Он ее в чем-то убеждал, она никак не соглашалась. Он попытался взять ее за руку, она не позволила. Он подсел к ней, придвинув свой стул к ее стулу, и попытался обнять, она отстранилась и с видом оскорбленной попыталась встать из-за стола и уйти. Он удержал, усадил на место. Стал ее о чем-то умолять, сделавшись беспомощным, жалким. Она какое-то время слушала его, затем недовольно отвернулась. На ее лице теперь не было так шедшей ей улыбки. Весь ее облик теперь был царственно строгим.

– Олежек, скажи-ка, кто это за вторым столиком суетится?

– А-а… Это Никитос. Сыночек Игоря Васильевича Сазонова. Хозяина нашего.

– Козлиная у него повадка. И морда – козлиная. Не находишь?

Бармен улыбнулся.

– Морда у него как раз очень смазливая. А вот сам он – порядочное дерьмо. Редкостное, Константин Сергеевич. Даже не верится, что у Игоря Васильевича такой сын.

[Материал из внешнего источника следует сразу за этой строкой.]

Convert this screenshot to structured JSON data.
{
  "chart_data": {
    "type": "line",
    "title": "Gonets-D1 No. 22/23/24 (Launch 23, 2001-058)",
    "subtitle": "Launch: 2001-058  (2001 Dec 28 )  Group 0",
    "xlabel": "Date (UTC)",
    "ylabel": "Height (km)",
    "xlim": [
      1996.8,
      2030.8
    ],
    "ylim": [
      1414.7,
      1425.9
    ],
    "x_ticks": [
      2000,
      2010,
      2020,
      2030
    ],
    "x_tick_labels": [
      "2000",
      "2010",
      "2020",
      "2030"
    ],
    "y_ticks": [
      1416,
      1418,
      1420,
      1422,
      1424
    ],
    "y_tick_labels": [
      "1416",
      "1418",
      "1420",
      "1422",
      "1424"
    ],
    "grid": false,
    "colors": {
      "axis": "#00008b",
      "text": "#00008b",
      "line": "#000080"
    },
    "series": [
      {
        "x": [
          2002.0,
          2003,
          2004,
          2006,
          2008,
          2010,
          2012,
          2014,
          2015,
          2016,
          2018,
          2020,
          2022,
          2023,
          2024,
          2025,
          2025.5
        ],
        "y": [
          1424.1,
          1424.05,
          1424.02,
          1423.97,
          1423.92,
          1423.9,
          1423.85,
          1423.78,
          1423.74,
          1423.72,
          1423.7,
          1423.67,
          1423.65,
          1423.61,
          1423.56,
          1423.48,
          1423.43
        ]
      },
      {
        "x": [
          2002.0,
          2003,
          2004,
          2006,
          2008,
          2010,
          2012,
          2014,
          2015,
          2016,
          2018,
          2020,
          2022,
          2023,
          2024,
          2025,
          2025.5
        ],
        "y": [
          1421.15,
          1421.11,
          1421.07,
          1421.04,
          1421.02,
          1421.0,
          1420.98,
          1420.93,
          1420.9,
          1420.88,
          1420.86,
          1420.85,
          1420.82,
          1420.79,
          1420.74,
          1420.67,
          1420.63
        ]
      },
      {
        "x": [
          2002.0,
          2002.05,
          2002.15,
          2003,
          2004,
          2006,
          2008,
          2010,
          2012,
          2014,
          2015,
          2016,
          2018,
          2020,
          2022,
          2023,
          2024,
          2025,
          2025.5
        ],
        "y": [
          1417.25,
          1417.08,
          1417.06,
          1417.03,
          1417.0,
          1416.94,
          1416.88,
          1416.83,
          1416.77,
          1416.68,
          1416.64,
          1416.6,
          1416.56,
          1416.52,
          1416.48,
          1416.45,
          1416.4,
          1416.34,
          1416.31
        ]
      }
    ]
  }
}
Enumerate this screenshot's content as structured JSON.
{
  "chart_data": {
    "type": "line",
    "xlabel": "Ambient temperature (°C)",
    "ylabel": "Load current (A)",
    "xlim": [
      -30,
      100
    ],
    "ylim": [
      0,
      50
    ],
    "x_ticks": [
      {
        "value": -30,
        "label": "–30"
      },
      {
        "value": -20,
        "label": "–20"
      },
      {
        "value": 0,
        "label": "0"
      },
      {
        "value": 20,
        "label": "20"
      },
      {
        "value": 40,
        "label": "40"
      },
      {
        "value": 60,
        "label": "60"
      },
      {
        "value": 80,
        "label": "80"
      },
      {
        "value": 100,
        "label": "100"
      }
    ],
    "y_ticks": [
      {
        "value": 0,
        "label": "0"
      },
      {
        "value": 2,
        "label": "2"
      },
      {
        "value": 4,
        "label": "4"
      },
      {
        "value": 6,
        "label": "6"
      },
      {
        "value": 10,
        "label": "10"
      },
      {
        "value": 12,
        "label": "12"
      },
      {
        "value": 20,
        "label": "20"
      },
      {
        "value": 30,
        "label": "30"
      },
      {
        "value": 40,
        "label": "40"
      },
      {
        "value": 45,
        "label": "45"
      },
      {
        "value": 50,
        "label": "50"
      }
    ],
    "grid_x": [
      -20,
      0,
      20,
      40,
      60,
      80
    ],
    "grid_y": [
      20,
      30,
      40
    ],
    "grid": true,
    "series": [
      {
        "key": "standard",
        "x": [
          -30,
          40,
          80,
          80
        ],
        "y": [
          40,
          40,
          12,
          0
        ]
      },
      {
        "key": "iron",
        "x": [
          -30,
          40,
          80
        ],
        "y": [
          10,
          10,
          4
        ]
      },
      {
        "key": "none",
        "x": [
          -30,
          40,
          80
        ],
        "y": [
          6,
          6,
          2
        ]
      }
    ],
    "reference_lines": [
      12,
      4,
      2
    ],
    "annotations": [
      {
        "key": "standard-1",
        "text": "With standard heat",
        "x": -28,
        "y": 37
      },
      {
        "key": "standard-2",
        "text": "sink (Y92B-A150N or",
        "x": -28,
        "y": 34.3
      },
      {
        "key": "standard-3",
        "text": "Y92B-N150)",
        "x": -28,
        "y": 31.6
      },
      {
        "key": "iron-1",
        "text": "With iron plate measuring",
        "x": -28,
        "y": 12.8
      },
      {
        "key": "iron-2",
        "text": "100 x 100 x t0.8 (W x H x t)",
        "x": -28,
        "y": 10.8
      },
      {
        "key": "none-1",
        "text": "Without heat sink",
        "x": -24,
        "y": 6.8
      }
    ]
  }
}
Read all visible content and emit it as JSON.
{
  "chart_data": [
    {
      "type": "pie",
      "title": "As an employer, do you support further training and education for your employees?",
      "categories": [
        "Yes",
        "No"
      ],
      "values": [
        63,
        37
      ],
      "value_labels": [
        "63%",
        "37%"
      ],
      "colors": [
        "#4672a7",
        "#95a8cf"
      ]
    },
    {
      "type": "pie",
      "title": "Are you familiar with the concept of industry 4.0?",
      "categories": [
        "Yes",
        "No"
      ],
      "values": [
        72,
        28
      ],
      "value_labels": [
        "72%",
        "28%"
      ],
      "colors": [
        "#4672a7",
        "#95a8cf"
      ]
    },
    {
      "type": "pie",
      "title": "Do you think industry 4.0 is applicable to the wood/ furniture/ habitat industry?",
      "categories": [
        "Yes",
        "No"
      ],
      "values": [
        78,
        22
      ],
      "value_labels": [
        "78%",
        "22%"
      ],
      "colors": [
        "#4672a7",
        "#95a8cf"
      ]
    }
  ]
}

Обнаров теперь с интересом смотрел на бармена.

– Расскажи подробнее.

Бармен растерянно пожал плечами.

– А нечего рассказывать. Папке в бизнесе он не помощник, Игорь Васильевич все на себе везет. По стопам отца не пошел, этой осенью в актеры подался. Игорь Васильевич надеется, что, может, там толк будет.

– Что за девушка с ним?

– Не знаю. Раньше не видел. Но если Никитос сюда с девицей пришел, значит, плохи его дела.

– В смысле?

– Не дает, значит. Так он потанцует немного, угостит даму, потом, если дама и подшофе отказала, сюда бежит. Типа коктейли заказывать. Пока я коктейли готовлю, прямо здесь, на стойке, пепельницей толчет припасенную заранее таблетку, кидает порошок в коктейль. Девица выпивает и дико возбуждается. Никитос удаляется с нею в папашкин кабинет, где неплохо проводит время. Нет, без скандалов, конечно, не обходится. Но Сазонов-старший денег даст, конфликт замнет, Никитосу взбучку устроит. Правда, этой взбучки хватает ненадолго.

– Он больной?

– Сами сейчас все увидите.

– Олег, в темпе, две «Глории»!

Из брючного кармана молодой человек достал таблетки, выдавил из упаковки одну и, положив на бумажную салфетку, стал измельчать в порошок бесцеремонно взятой у Обнарова пепельницей.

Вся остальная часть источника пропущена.